Eighth, Ninth, Tenth, and Eleventh Infusion: There is still plenty to go on Black Gold. The notes continue to soften a develop a fuzzy honey note. The main flavor is woodsy dark, and the aroma is still sinus crazy. I can aftertaste the honey and I feel like I got gut-punched by a log.

I was thinking that Black Gold would be INSANE if there was some gold mold on it. That would turn this tea into crazy town honey crazy. However, you have to be insane to entice gold mold on an expensive shou cake.

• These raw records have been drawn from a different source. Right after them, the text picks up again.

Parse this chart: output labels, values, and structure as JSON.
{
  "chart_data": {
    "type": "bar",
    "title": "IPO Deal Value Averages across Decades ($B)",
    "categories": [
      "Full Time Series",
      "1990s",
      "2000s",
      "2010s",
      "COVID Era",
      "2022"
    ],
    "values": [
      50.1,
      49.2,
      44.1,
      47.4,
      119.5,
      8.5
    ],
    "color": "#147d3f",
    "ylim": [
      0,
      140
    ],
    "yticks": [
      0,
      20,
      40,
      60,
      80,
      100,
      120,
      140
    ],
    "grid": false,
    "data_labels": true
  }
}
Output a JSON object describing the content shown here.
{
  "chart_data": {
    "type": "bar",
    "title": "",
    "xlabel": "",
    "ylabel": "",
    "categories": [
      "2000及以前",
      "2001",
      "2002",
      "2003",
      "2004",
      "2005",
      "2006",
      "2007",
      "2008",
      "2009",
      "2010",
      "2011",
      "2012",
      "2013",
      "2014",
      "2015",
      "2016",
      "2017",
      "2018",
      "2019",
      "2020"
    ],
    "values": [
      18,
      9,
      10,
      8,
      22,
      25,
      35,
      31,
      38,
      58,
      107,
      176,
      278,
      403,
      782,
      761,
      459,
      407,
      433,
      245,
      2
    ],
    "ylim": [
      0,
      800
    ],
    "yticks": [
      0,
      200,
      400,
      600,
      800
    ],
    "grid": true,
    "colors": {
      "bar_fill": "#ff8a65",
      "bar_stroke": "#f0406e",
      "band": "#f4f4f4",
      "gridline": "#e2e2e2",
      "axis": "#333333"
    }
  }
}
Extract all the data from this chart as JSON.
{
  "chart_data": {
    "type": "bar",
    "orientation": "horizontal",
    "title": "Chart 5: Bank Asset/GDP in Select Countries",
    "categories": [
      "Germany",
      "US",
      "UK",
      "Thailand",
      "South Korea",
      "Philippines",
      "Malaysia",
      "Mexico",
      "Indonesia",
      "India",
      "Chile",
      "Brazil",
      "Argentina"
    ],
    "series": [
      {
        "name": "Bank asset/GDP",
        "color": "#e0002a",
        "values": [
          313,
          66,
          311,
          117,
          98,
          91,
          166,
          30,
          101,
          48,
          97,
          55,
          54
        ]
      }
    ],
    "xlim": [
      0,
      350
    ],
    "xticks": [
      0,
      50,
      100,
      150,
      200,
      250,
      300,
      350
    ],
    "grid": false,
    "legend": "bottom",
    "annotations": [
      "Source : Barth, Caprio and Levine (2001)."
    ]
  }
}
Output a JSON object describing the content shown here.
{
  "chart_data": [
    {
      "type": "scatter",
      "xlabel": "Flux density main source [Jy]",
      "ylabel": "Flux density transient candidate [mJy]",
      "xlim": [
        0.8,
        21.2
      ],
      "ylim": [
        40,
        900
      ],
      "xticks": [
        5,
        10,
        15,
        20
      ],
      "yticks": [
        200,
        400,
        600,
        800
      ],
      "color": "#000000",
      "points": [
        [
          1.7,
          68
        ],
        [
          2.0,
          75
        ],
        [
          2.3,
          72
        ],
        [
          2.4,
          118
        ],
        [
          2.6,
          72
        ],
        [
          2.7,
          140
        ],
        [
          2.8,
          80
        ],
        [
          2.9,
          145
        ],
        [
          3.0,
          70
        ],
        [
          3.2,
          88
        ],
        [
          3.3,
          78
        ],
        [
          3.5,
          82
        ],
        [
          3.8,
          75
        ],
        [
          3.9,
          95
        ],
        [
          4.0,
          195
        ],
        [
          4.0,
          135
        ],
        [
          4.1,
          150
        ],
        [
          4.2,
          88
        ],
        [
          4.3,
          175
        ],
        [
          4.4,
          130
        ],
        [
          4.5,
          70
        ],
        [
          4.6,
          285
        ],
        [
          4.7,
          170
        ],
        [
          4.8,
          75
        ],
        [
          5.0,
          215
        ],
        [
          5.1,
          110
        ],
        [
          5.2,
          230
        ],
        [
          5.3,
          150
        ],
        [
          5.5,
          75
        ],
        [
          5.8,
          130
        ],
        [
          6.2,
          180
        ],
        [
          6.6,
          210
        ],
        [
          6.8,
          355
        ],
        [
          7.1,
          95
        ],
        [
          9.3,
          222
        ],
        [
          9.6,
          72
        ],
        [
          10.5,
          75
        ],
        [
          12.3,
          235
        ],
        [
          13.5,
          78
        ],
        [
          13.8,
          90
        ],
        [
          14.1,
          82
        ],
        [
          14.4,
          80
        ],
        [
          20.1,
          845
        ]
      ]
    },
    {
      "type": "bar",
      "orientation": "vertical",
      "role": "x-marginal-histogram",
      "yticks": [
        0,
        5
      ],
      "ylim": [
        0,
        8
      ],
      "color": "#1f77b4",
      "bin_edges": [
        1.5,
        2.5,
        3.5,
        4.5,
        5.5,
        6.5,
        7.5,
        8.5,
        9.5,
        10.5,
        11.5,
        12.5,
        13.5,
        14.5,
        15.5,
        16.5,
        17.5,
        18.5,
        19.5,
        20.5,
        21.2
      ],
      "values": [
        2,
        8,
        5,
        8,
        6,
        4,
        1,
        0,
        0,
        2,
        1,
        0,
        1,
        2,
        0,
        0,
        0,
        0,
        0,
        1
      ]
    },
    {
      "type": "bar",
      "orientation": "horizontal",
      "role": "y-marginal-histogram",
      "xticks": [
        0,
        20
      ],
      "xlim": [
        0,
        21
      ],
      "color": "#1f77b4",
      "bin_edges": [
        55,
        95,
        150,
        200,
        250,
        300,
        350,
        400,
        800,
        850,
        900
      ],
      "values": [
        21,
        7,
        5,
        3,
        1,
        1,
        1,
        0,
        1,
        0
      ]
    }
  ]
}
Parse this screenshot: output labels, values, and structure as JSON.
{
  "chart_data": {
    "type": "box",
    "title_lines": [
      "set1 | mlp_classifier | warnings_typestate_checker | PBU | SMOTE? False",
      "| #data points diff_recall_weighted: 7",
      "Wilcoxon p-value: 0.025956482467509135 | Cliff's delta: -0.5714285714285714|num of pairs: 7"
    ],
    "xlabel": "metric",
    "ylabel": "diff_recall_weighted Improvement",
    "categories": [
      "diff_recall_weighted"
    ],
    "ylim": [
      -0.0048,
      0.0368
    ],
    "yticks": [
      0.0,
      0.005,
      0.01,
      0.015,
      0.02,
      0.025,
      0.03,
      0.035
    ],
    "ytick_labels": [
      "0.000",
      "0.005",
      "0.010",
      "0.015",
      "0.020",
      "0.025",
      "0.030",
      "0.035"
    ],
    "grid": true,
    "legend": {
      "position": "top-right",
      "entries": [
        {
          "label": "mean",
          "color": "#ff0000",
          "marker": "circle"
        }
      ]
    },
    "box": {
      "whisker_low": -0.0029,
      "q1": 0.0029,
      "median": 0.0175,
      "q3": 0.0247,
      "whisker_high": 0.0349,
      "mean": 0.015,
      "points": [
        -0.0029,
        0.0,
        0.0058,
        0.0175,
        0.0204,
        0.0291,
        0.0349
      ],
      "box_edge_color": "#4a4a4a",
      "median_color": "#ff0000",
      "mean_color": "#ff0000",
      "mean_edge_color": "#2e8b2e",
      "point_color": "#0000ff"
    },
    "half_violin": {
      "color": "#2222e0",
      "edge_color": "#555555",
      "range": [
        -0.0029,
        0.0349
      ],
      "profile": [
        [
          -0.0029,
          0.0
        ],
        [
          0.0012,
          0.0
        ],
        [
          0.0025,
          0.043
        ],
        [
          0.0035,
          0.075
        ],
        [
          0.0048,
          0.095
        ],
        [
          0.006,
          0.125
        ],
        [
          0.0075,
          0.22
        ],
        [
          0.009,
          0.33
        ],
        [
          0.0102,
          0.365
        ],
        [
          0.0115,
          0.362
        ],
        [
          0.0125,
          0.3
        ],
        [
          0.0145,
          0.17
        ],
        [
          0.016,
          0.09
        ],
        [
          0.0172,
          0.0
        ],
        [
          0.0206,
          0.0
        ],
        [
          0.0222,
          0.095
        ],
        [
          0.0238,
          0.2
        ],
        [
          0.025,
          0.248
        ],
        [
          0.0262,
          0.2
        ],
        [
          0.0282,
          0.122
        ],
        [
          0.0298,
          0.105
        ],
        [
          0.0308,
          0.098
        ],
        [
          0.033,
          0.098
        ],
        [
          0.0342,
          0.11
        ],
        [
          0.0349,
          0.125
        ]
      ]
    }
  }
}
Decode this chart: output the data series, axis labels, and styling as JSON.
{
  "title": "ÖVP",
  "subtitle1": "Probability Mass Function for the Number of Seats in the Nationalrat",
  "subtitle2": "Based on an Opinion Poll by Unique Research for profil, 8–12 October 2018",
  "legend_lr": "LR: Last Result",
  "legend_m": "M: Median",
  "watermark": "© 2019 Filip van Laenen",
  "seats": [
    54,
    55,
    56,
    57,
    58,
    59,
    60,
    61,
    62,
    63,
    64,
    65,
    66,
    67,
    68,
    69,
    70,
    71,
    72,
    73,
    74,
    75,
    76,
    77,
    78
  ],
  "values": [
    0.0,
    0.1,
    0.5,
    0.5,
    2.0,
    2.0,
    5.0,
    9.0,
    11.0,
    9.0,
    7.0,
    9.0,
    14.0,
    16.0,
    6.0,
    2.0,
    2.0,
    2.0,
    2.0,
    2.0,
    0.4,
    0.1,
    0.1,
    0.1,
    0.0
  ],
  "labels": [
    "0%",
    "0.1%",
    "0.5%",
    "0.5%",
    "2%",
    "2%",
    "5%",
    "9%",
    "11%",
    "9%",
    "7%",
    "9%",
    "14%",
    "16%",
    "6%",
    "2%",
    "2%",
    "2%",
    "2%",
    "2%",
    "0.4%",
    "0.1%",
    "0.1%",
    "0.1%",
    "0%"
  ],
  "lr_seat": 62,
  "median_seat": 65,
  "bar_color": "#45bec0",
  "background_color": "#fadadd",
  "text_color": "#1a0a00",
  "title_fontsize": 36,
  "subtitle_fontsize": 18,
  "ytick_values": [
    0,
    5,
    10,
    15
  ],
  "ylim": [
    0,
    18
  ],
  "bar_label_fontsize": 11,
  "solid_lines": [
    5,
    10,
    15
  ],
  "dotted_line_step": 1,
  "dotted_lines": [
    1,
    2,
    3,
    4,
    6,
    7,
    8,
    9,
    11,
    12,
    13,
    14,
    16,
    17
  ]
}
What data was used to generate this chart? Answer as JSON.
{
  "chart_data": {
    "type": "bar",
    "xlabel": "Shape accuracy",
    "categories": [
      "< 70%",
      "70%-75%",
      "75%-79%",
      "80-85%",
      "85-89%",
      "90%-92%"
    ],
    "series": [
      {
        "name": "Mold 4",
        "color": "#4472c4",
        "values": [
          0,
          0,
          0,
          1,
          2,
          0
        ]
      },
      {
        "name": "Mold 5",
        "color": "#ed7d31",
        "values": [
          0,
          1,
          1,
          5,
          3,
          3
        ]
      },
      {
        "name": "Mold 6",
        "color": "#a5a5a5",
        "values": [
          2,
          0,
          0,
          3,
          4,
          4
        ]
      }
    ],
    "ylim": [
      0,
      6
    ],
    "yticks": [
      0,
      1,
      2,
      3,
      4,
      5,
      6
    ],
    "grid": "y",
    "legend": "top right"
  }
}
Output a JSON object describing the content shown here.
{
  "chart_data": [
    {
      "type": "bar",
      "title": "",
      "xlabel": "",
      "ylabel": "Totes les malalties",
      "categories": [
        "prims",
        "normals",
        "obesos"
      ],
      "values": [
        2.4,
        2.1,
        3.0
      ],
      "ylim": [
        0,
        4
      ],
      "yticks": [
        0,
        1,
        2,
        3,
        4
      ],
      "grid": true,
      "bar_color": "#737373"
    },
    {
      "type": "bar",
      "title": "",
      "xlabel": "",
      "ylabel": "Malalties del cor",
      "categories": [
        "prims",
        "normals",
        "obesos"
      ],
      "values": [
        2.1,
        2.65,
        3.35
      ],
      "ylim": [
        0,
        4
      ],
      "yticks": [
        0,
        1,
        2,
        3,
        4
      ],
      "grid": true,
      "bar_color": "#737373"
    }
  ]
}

Twelfth, Thirteenth, Fourteenth, Fifteenth, and Sixteenth Infusion: Black Gold went funny in appearance as it oddly shifted to a cloudy ruddy brown. The flavor is soft honey and a little green. With each steeping it got more sweet and mineral. I am enjoying how sweet Black Gold is. I am curious was green this shou was years back.

I keep waiting for Black Gold to die but it refuses to. The colour slips further and further, but I am still getting some flavor and the leaves still have plenty of smell to them. The final infusion I let go for 30 minutes. I likely could get more with a dedicated seasoned yixing that holds high temperature better than my gaiwan.

Comments

Crimson Lotus Tea’s 2010 Black Gold shou puer kills it for shou. It is complex in flavor, the aroma is off the charts, has a nice body feel, age on it, and great to drink. Black Gold is certainly a “need to try” for shou lovers to experience what a high-end shou can do. This is certainly too high roller for a new puer drinker.

I must address that Crimson Lotus tea created a disturbance in the force. This shou is $89 for 200grams. $0.45 a gram is bloody expensive for shou. Many puer drinkers I talked to also awkwardly twitched at that price. We are used to drinking pretty banging shou for no more than $40 a 200 gram cake. I think of my favorite shous of all time and they were around $0.25 a gram. You can get a solid shou for around $0.15-$0.20 a gram.

I thought about it awhile. I have no problems dropping the same or more cash on a quality sheng puer. Sheng has room to age and it seems more rewarding of a purchase. Expensive sheng is also a thing seen around often. Expensive shou doesn’t come up much in our North American tea audience. Shou doesn’t have much room to grow (barring less fermented ones), so we are paying for age and material quality. The price makes sense as Black Gold has some age on it and is cheaper than the same material but less age of the Midas Touch sheng. That said, why am I grumbling about the price? Black Gold is banging good tea and one of the best shous I’ve had so far. After more debating, likely my brain is also conflicted as shou is also seen as an aged-cheesed sheng puer of daily drinker value and dirty product that was fermented on the floor.  I am sure the same argument could be made by an everyday tea drinker who buys their box of 20 teabags for $5 at the grocery store and wonder how my snooty owl butt rolls “Worth it $$$” on any tea past $20.

Well dear tea readers, expensive shou… that is for you to decide if it is worth it or not. 2010 Black Gold is a good tea. Hey, I got 16 steepings from it, which is impressive for a shou so there’s bang for your buck there. Either way, Black Gold is $10 for a 20 gram sample so try it yourself if you are curious and love shou.